Today's connected devices are more vulnerable than ever to security threats, but the intricacies of today's platforms can make it difficult for developers to cover every potential entry point. To help mitigate the threats on Linux-based systems, Wind River, an Intel® company, came up with a four-step process that OEMs should adhere to: monitoring, assessment, notification, and remediation.
Let's explore what's happening in today's threat environment before looking at what these four terms mean and how they should be applied.
Identifying the Most Common Vulnerabilities
Attacks come in many forms and use various entry points. McAfee Labs recently released a chart depicting the most prevalent attack types (Figure 1). Each attack type comes in several flavors, as there's usually more than one way that they can be configured or camouflaged based on the experience, resources, and determination of the hacker. While some threats are more prevalent than others, a developer needs to protect against all vulnerabilities.

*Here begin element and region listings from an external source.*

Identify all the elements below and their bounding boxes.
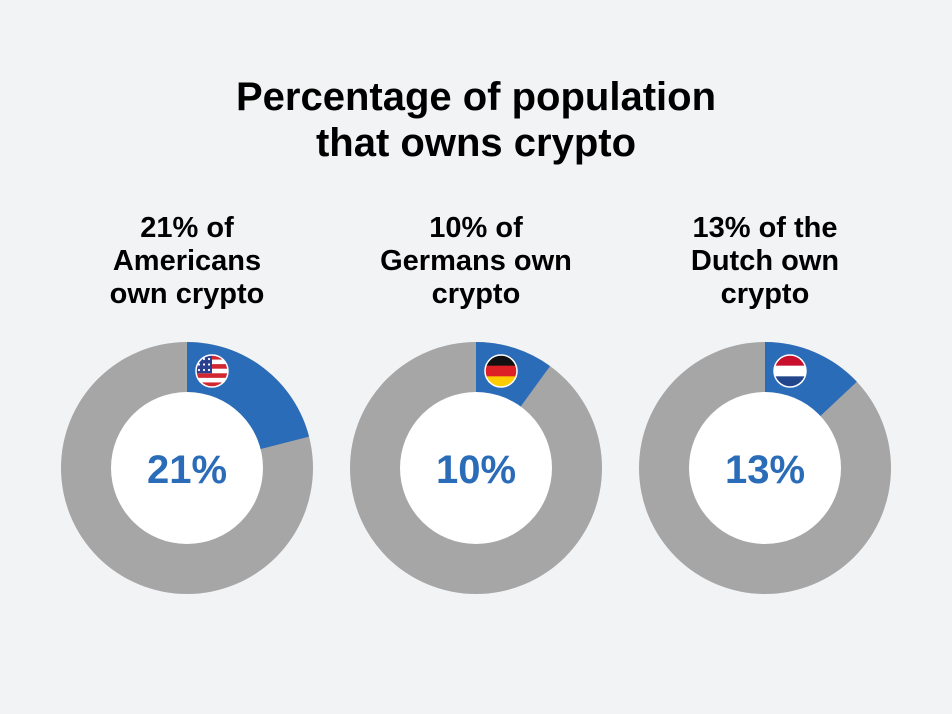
flag-stripe [196,377,228,383]
caption-line: crypto [431,278,521,310]
flag-border [484,354,518,388]
flag-band [485,365,517,377]
germany-flag-icon [485,355,517,387]
flag-border [773,354,807,388]
caption-line: crypto [720,278,810,310]
caption-line: 10% of [429,212,523,244]
caption-line: 13% of the [692,212,838,244]
caption-line: 21% of [140,212,234,244]
flag-star [197,368,201,372]
flag-band [774,376,806,387]
donut-hole [111,392,263,544]
donut-hole [689,392,841,544]
flag-star [207,363,211,366]
donut-center-label: 21% [147,448,227,492]
caption-line: Germans own [380,245,572,277]
panel-caption-us: 21% of Americans own crypto [57,212,317,311]
flag-band [485,376,517,387]
panel-caption-netherlands: 13% of the Dutch own crypto [635,212,895,311]
flag-border [195,354,229,388]
donut-hole [400,392,552,544]
flag-star [202,357,206,361]
caption-line: own crypto [109,278,265,310]
chart-title-line: Percentage of population [235,75,717,119]
chart-title-line: that owns crypto [315,121,637,165]
flag-stripe [196,382,228,387]
flag-star [202,368,206,372]
caption-line: Dutch own [690,245,840,277]
flag-band [485,355,517,366]
panel-caption-germany: 10% of Germans own crypto [346,212,606,311]
flag-star [197,363,201,366]
chart-title: Percentage of population that owns crypt… [0,74,952,166]
donut-center-label: 10% [436,448,516,492]
flag-band [774,355,806,366]
donut-chart-us: 21% [61,342,313,594]
flag-stripe [196,373,228,379]
flag-star [202,363,206,366]
netherlands-flag-icon [774,355,806,387]
flag-star [207,368,211,372]
donut-chart-netherlands: 13% [639,342,891,594]
caption-line: Americans [112,245,262,277]
flag-star [207,357,211,361]
us-flag-icon [196,355,228,387]
donut-chart-germany: 10% [350,342,602,594]
donut-center-label: 13% [725,448,805,492]
flag-band [774,365,806,377]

Identifying common vulnerabilities and making the necessary updates to mitigate threats is often beyond the capability of device developers and manufacturers. That's one reason using a Linux-based system from a trusted vendor is advantageous. Wind River's proven four-step process for resolving Linux vulnerabilities can determine which data to monitor, when to act, what to fix, and how to keep the code base updated. If implemented with care, it can have a significant impact on schedules and project cost.

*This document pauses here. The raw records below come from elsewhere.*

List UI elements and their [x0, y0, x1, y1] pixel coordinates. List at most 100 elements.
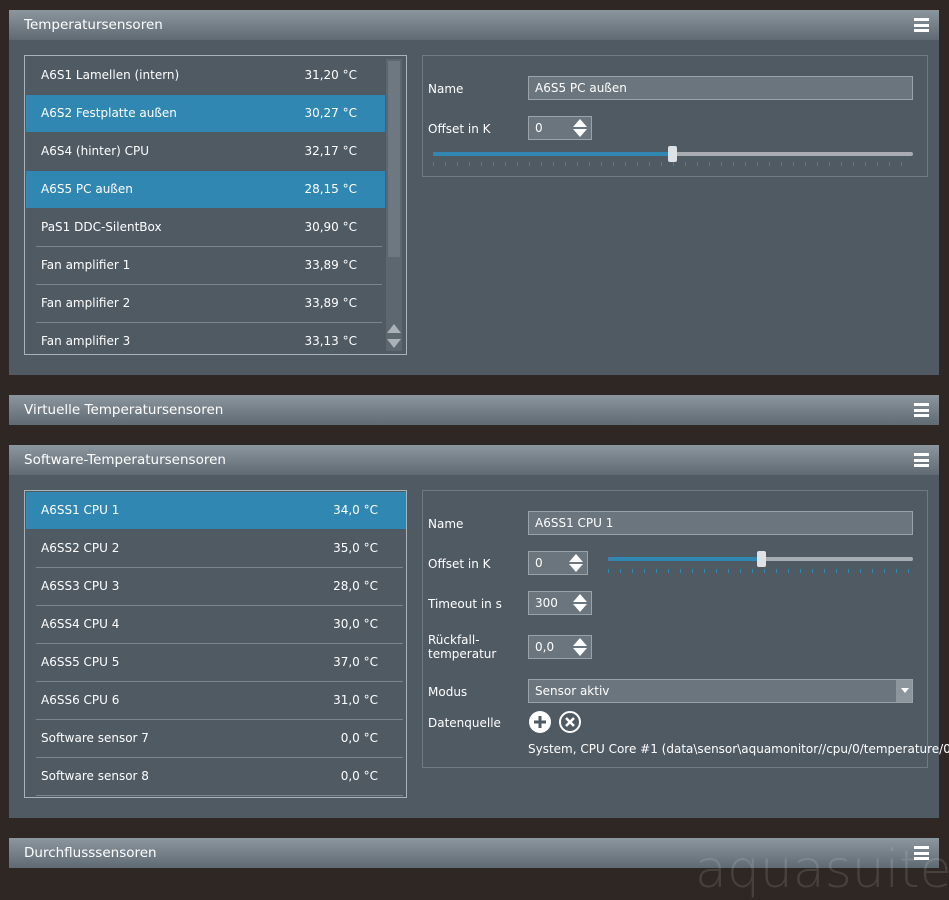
- menu-button[interactable]: [914, 453, 929, 467]
- label: Modus: [428, 685, 468, 699]
- panel-title: Temperatursensoren: [24, 17, 163, 33]
- sensor-row[interactable]: A6S1 Lamellen (intern) 31,20 °C: [26, 57, 385, 94]
- panel-header[interactable]: Virtuelle Temperatursensoren: [9, 395, 939, 425]
- label: Name: [428, 517, 464, 531]
- slider-thumb[interactable]: [668, 146, 677, 162]
- slider-fill: [433, 152, 673, 156]
- menu-button[interactable]: [914, 18, 929, 32]
- sensor-value: 30,90 °C: [304, 220, 357, 234]
- sensor-row[interactable]: Software sensor 8 0,0 °C: [26, 758, 406, 795]
- dropdown-arrow[interactable]: [896, 680, 912, 702]
- source-path: System, CPU Core #1 (data\sensor\aquamon…: [528, 742, 949, 756]
- sensor-row[interactable]: A6SS5 CPU 5 37,0 °C: [26, 644, 406, 681]
- sensor-row[interactable]: A6S2 Festplatte außen 30,27 °C: [26, 95, 385, 132]
- row-separator: [36, 567, 403, 568]
- sensor-row[interactable]: Fan amplifier 2 33,89 °C: [26, 285, 385, 322]
- label: Rückfall- temperatur: [428, 633, 497, 661]
- sensor-row[interactable]: A6SS2 CPU 2 35,0 °C: [26, 530, 406, 567]
- sensor-row[interactable]: A6S5 PC außen 28,15 °C: [26, 171, 385, 208]
- spin-up[interactable]: [573, 594, 587, 602]
- mode-dropdown[interactable]: Sensor aktiv: [528, 679, 913, 703]
- value: Sensor aktiv: [535, 684, 610, 698]
- panel-header[interactable]: Temperatursensoren: [9, 10, 939, 40]
- sensor-name: A6SS5 CPU 5: [41, 655, 120, 669]
- menu-button[interactable]: [914, 403, 929, 417]
- sensor-name: A6S5 PC außen: [41, 182, 133, 196]
- sensor-row[interactable]: A6SS4 CPU 4 30,0 °C: [26, 606, 406, 643]
- label: Datenquelle: [428, 716, 501, 730]
- offset-spinner[interactable]: 0: [528, 551, 588, 575]
- scroll-down[interactable]: [387, 339, 401, 348]
- slider-thumb[interactable]: [757, 551, 766, 567]
- menu-button[interactable]: [914, 846, 929, 860]
- panel-header[interactable]: Durchflusssensoren: [9, 838, 939, 868]
- details-box: Name A6SS1 CPU 1 Offset in K 0 Timeout i…: [422, 490, 949, 768]
- add-button[interactable]: [529, 711, 551, 733]
- sensor-value: 30,27 °C: [304, 106, 357, 120]
- timeout-spinner[interactable]: 300: [528, 591, 592, 615]
- row-separator: [36, 246, 382, 247]
- sensor-value: 34,0 °C: [333, 503, 378, 517]
- row-separator: [36, 322, 382, 323]
- sensor-name: A6SS2 CPU 2: [41, 541, 120, 555]
- sensor-name: PaS1 DDC-SilentBox: [41, 220, 162, 234]
- row-separator: [36, 719, 403, 720]
- sensor-row[interactable]: A6SS3 CPU 3 28,0 °C: [26, 568, 406, 605]
- row-separator: [36, 681, 403, 682]
- panel-body: A6SS1 CPU 1 34,0 °C A6SS2 CPU 2 35,0 °C A6SS…: [9, 475, 949, 818]
- sensor-row[interactable]: A6SS1 CPU 1 34,0 °C: [26, 492, 406, 529]
- sensor-row[interactable]: Software sensor 7 0,0 °C: [26, 720, 406, 757]
- sensor-name: Software sensor 8: [41, 769, 149, 783]
- value: 0: [535, 556, 543, 570]
- sensor-value: 31,20 °C: [304, 68, 357, 82]
- sensor-name: Fan amplifier 2: [41, 296, 131, 310]
- spin-down[interactable]: [569, 564, 583, 572]
- scroll-up[interactable]: [387, 324, 401, 333]
- slider-fill: [608, 557, 761, 561]
- label: Offset in K: [428, 122, 491, 136]
- spin-up[interactable]: [573, 119, 587, 127]
- scrollbar[interactable]: [386, 59, 402, 351]
- sensor-row[interactable]: Fan amplifier 1 33,89 °C: [26, 247, 385, 284]
- name-input[interactable]: A6SS1 CPU 1: [528, 511, 913, 535]
- sensor-row[interactable]: Fan amplifier 3 33,13 °C: [26, 323, 385, 354]
- spin-up[interactable]: [573, 638, 587, 646]
- spin-down[interactable]: [573, 604, 587, 612]
- sensor-value: 30,0 °C: [333, 617, 378, 631]
- row-separator: [36, 605, 403, 606]
- offset-spinner[interactable]: 0: [528, 116, 592, 140]
- scroll-thumb[interactable]: [388, 61, 400, 257]
- sensor-value: 31,0 °C: [333, 693, 378, 707]
- panel-body: A6S1 Lamellen (intern) 31,20 °C A6S2 Festp…: [9, 40, 939, 375]
- spin-up[interactable]: [569, 554, 583, 562]
- spin-down[interactable]: [573, 648, 587, 656]
- sensor-name: A6S2 Festplatte außen: [41, 106, 177, 120]
- sensor-row[interactable]: PaS1 DDC-SilentBox 30,90 °C: [26, 209, 385, 246]
- sensor-name: Fan amplifier 3: [41, 334, 131, 348]
- row-separator: [36, 643, 403, 644]
- sensor-value: 33,13 °C: [304, 334, 357, 348]
- name-input[interactable]: A6S5 PC außen: [528, 76, 913, 100]
- sensor-name: A6SS3 CPU 3: [41, 579, 120, 593]
- sensor-name: Software sensor 7: [41, 731, 149, 745]
- panel-header[interactable]: Software-Temperatursensoren: [9, 445, 939, 475]
- remove-button[interactable]: [559, 711, 581, 733]
- sensor-list: A6S1 Lamellen (intern) 31,20 °C A6S2 Festp…: [24, 55, 407, 355]
- sensor-name: A6SS1 CPU 1: [41, 503, 120, 517]
- fallback-spinner[interactable]: 0,0: [528, 635, 592, 659]
- label: Timeout in s: [428, 597, 502, 611]
- sensor-value: 33,89 °C: [304, 296, 357, 310]
- row-separator: [36, 757, 403, 758]
- sensor-name: A6SS6 CPU 6: [41, 693, 120, 707]
- sensor-value: 28,15 °C: [304, 182, 357, 196]
- sensor-value: 0,0 °C: [340, 769, 378, 783]
- sensor-name: A6S1 Lamellen (intern): [41, 68, 180, 82]
- spin-down[interactable]: [573, 129, 587, 137]
- sensor-name: A6S4 (hinter) CPU: [41, 144, 150, 158]
- panel-title: Software-Temperatursensoren: [24, 452, 226, 468]
- slider-ticks: [608, 569, 913, 573]
- sensor-row[interactable]: A6SS6 CPU 6 31,0 °C: [26, 682, 406, 719]
- sensor-row[interactable]: A6S4 (hinter) CPU 32,17 °C: [26, 133, 385, 170]
- panel-title: Durchflusssensoren: [24, 845, 157, 861]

Four Steps to High Security
Let's look at Wind River's four steps in more detail:
Monitoring involves looking deeply inside your own strategy. Obviously, this alone doesn't solve any problems, but it should provide lots of insight as to whether your strategies hold water. It also helps to compare against known good models, including those that come from respected sources that specialize in finding Linux vulnerabilities.
For example, Wind River's security team is constantly monitoring the Common Vulnerabilities and Exposures (CVE) database at cve.mitre.org for potential issues affecting Wind River® Linux and Wind River® Pulsar™ Linux. By also monitoring specific security notifications from U.S. Government agencies and organizations like NIST, US-CERT, as well as public and private security mailing lists, users can receive email alerts from each of these organizations whenever a new security threat arises. All the kernel features, user packages, and Linux tools supported in standard Wind River Linux distributions are monitored for security vulnerabilities against the incoming reports.

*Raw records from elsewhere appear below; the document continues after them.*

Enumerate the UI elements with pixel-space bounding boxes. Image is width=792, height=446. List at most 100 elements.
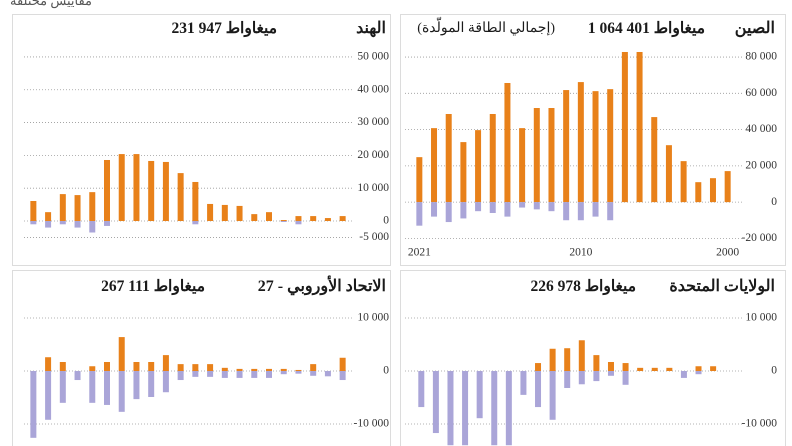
panel-total: 231 947 ميغاواط — [171, 20, 277, 37]
bar — [339, 371, 346, 381]
y-tick-label: 40 000 — [745, 123, 777, 135]
bar — [533, 108, 540, 203]
bar — [221, 367, 228, 372]
bar — [447, 371, 454, 446]
bar — [431, 202, 438, 217]
bar — [148, 362, 155, 372]
bar — [519, 202, 526, 208]
bar — [431, 128, 438, 203]
bar — [89, 366, 96, 372]
bar — [192, 371, 199, 377]
bar — [118, 371, 125, 412]
panel-title: الاتحاد الأوروبي - 27 — [257, 278, 386, 295]
y-tick-label: -10 000 — [354, 418, 390, 430]
bar — [592, 202, 599, 217]
bar — [310, 364, 317, 372]
bar — [310, 371, 317, 376]
bar — [593, 371, 600, 382]
bar — [207, 203, 214, 222]
bar — [520, 371, 527, 395]
bar — [418, 371, 425, 408]
panel-title: الهند — [356, 20, 386, 37]
bar — [251, 368, 258, 372]
bar — [578, 340, 585, 372]
bar — [133, 154, 140, 222]
bar — [236, 371, 243, 378]
bar — [280, 371, 287, 375]
bar — [162, 161, 169, 222]
bar — [295, 216, 302, 222]
bar — [89, 371, 96, 403]
panel-frame — [12, 14, 391, 266]
bar — [445, 113, 452, 203]
y-tick-label: 0 — [383, 215, 389, 227]
bar — [280, 220, 287, 222]
bar — [666, 367, 673, 372]
bar — [104, 159, 110, 222]
bar — [104, 362, 110, 372]
panel-frame — [400, 14, 786, 266]
bar — [133, 371, 140, 400]
bar — [104, 371, 110, 405]
bar — [266, 212, 272, 222]
bar — [622, 363, 629, 372]
bar — [236, 205, 243, 222]
bar — [45, 221, 52, 228]
bar — [563, 90, 570, 203]
bar — [460, 142, 467, 203]
bar — [564, 371, 571, 388]
bar — [74, 371, 81, 381]
bar — [519, 128, 526, 203]
panel-title: الصين — [734, 20, 775, 37]
bar — [148, 160, 155, 222]
x-tick-label: 2000 — [716, 247, 739, 259]
bar — [462, 371, 469, 446]
panel-title: الولايات المتحدة — [669, 278, 775, 295]
bar — [324, 371, 331, 377]
bar — [162, 371, 169, 393]
bar — [339, 216, 346, 222]
bar — [607, 89, 614, 203]
y-tick-label: 10 000 — [357, 312, 389, 324]
panel-frame — [400, 270, 786, 446]
bar — [295, 221, 302, 225]
bar — [432, 371, 439, 434]
bar — [177, 173, 184, 222]
bar — [30, 371, 37, 438]
bar — [651, 367, 658, 372]
bar — [310, 216, 317, 222]
bar — [475, 202, 482, 212]
y-tick-label: 40 000 — [357, 83, 389, 95]
bar — [651, 117, 658, 203]
y-tick-label: 60 000 — [745, 87, 777, 99]
panel-total: 267 111 ميغاواط — [101, 278, 205, 295]
bar — [221, 204, 228, 222]
note: مقاييس مختلفة — [10, 0, 92, 8]
panel-subtitle: (إجمالي الطاقة المولّدة) — [417, 21, 555, 36]
bar — [535, 363, 542, 372]
bar — [59, 194, 66, 222]
bar — [295, 369, 302, 372]
bar — [89, 192, 96, 222]
bar — [504, 82, 511, 203]
bar — [622, 371, 629, 385]
bar — [30, 200, 37, 222]
bar — [104, 221, 110, 226]
bar — [192, 364, 199, 372]
bar — [148, 371, 155, 397]
bar — [665, 145, 672, 203]
bar — [221, 371, 228, 378]
bar — [207, 364, 214, 372]
bar — [266, 368, 272, 372]
bar — [577, 202, 584, 221]
bar — [251, 214, 258, 222]
y-tick-label: 0 — [383, 365, 389, 377]
bar — [280, 368, 287, 372]
y-tick-label: -5 000 — [359, 231, 389, 243]
bar — [709, 178, 716, 203]
bar — [533, 202, 540, 210]
y-tick-label: -20 000 — [742, 232, 778, 244]
y-tick-label: 20 000 — [357, 149, 389, 161]
bar — [74, 195, 81, 222]
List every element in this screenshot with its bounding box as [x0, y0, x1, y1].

As soon as a potential threat is uncovered, the level of danger associated with the threat, as well as which parts of the system are exposed or vulnerable, must be assessed, by either the system, or the persons in charge of threat assessment. That vulnerability should be ranked in order of importance based on how severely it could impact system performance or expose data. As you'll see in subsequent steps, assessment is vital to enact the proper steps in the correct sequence.
Once assessment is complete, the system should report back to any affected subsystems or users. This report must provide sufficient detail about the vulnerability, as well as a plan to thwart the threat. This dovetails into the remediation step. The notification step may involve employing outside tools and people. This is a determination that would be made based on the assessment. But the key element of this step is the timely handling of notifications to keep damage or data loss to a minimum.
Finally, the remediation step must occur, triage style. Based on their severity, threats are either dealt with immediately or handled in a timely "bug fix" that comes later. Once a system is back online, the entire process begins again. In some cases, though, a system can't come off-line in the first place, making the steps a little tricky. For this reason, less-severe vulnerability patches in Wind River Linux are delivered via monthly product updates.
In addition, Wind River Linux provides six-sigma uptime, and is a Yocto Project-compatible solution that meets the registration requirements of the Linux Foundation's Carrier Grade Linux 5.0 spec. Depending on your application, adherence to such important specifications can be a big timesaver.
While these steps won't ensure that all threats are avoided, they will help you mitigate risk and reduce a system's exposure. Pick the Linux OS provider that best suits your application needs and be sure it's following the steps outlined here.